Add an autobaste for your project if you desire.
Use slow draw to see just how the design will sew out.
Instant lettering and/or monogramming is available and easy to use. (Available in English, French or Italian)
Two manually digitized lettering sets at 4mm. (24mm is approximately 1")
The more I play with the software, the more things I find I am able to do.
Well, I could go on, but instead, you can walk with me through a simple project.
I am making a kitchen towel as a gift for Valentine’s Day. After opening KP Composition, it asks me for a new or existing project. I select ‘new’ and it asks me some questions. In photo #2 I tell the software my fabric is a (velour) towel in the PES format, it is a towel, and the size is even listed. I can indicate the color but the really interesting section is the ‘Recipe Suggestions.’ It recommends the needle, thread, topping, backing and lets me know that it will be making some adjustments for the ‘pull’ of the design.
I don’t have to use the recommendations, but I find them to be very good. However, I will use a stronger backing, because that has been best in my experience.
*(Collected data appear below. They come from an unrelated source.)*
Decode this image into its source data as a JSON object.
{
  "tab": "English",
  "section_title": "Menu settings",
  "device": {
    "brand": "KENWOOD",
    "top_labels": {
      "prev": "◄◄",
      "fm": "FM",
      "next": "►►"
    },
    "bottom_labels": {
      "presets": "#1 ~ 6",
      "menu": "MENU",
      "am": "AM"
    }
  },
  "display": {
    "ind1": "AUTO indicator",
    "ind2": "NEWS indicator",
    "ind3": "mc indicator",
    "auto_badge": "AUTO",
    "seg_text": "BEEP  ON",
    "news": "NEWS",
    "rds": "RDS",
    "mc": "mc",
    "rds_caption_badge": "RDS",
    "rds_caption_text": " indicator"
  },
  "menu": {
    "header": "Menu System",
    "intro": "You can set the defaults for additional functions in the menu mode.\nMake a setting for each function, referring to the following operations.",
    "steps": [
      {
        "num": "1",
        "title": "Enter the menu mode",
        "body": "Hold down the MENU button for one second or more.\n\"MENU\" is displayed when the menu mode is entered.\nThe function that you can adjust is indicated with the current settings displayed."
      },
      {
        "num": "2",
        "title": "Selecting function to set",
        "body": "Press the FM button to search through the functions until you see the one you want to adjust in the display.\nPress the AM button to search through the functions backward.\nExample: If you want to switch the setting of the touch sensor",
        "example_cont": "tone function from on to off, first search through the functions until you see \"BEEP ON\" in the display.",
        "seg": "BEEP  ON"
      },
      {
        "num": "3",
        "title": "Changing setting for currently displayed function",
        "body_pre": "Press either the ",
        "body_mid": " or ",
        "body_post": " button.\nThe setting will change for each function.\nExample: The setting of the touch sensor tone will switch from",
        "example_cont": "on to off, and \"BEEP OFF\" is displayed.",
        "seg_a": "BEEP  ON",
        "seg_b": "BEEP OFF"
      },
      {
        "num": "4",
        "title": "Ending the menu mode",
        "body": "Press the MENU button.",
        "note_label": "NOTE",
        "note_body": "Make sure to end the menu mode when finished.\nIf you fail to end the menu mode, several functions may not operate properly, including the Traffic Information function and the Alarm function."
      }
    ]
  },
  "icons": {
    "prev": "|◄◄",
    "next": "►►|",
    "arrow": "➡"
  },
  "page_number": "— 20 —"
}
Next, it gives me information regarding the ‘location’ area. It lets me know that I need to be in that location area to do tasks. Without this information, I would have not been able to get to the first stitch. I am pleased that the programmer helps me to understand the rules. The next photo shows the overall layout of my project.
From the ‘toolbar’ (circled) I can select a template of the ‘location’ style or design my own. I choose a circle from the template. Notice that the ‘handles’ around the location show that I have selected the location. In the second photo, I am moving the ‘location’ down toward the bottom of the towel. In this case, it is not a big issue; however, if I were doing a man’s shirt, it would be important. The circle in the 2nd photo is the handle with which you can rotate your design which is handy.
Now that the location is in position, I double click on it so that the area is ‘full size.’ I could have used the “View Menu” as well. TIP: You may see that if you don't make this full size, you cannot merge/import designs. In photo #2, I select “Merge Stitch File” from the File Menu. Or, I could have used one of the designs from the left side of the screen. From my designs, I have selected a ‘Saying’ that I got from ca few months ago. I like it because the font is different and it says “Eat Chocolate,” my favorite motto. . . .
My design is in the location and in the 2nd photo, I have selected the hoop from the toolbar. That will let me know that I am within the area of my desired hoop. TIP: If you don't use the correct hoop size, and stay inside it, you may have error messages later when trying to do a sewout. I may have to adjust some of the pieces of the designs. In the right side of the screen, there is a Sequence View indicating that ‘Eat Chocolate’ will be the first item to sew out. If I prefer, I can have it sew out in a different order by selecting the specific item, and move it in the Sequence View. Doing likewise, with a piece of a design (single or multiple colors) I can remove, duplicate and rotate the piece. So, if I had a single leafy branch, I could make dozens of that part only and change each of them a little bit thereby making them a bouquet of leafy branches!
I rotated ‘Eat Chocolate’ and I have brought in the 2nd and 3rd design in the same manner as the first. The Sequence View shows the new items and how they will sew out. You can also see the ‘properties’ of the 2nd design because it is selected (handles are in view). Any adjustments in size or rotation can be made in either of the property (lower right) or selected areas (using the box handles). For instance, if I make the (abstract) chocolate bar smaller, the software will automatically decrease stitches and vice versa.
Next, I am going to make the chocolate bar a lot smaller. The 'rule of thumb' is never reduce or expand a design more than 20%. In this case, I am making it about 35% smaller because the software automatically reduces stitches AND, if I think it is still too dense, I can further reduce stitching in the Properties/Advanced selection. That can be significant when you are doing baby designs for infant clothing!
I am using the ‘Circle Template’ to add more bars to the design. They will be exactly spaced and placed. I will do the same for the small flower I am using in the design.
Everything is still inside the hoop and I just want to be able align everything to the center of the hoop. I use the toolbar and select the ‘align’ icon. I can still move/rotate the chocolate bar or flower, the software is so flexible.
I am ready to save and sew out my new design. To save the project, use the File Menu and select ‘save as.’ To save the design, in the File Menu, select ‘Export Stitch File’ and save it with your other designs or wherever you want it. Since you have previously selected your format, it will automatically save in that format.
These great towels are from AllaboutBlanks, the red is absolutely gorgeous and the white a true white!!!
Here are a couple of other designs I created. It was fun once I had a good handle on what to do to build my ideas.
Before and After - Sorry about the photos, they are drawings, the stitching is appropriate.
Here is my attempt at adding some freehand stitching - I NEVER SAID I COULD DRAW!! The pitcher is from Composition Software which I rotated and added water spilling out. I am just having fun with this software.
As with most software, there are multiple ways to complete a task; these are my methods and I hope you find them useful for you. You have nothing to lose, there is a 30 day free trial and keeping the above info in mind, you are going to have a lot of fun! This is a good value for your dollars, you can do so much with it. No more 'bullet proof' density or rotating problems!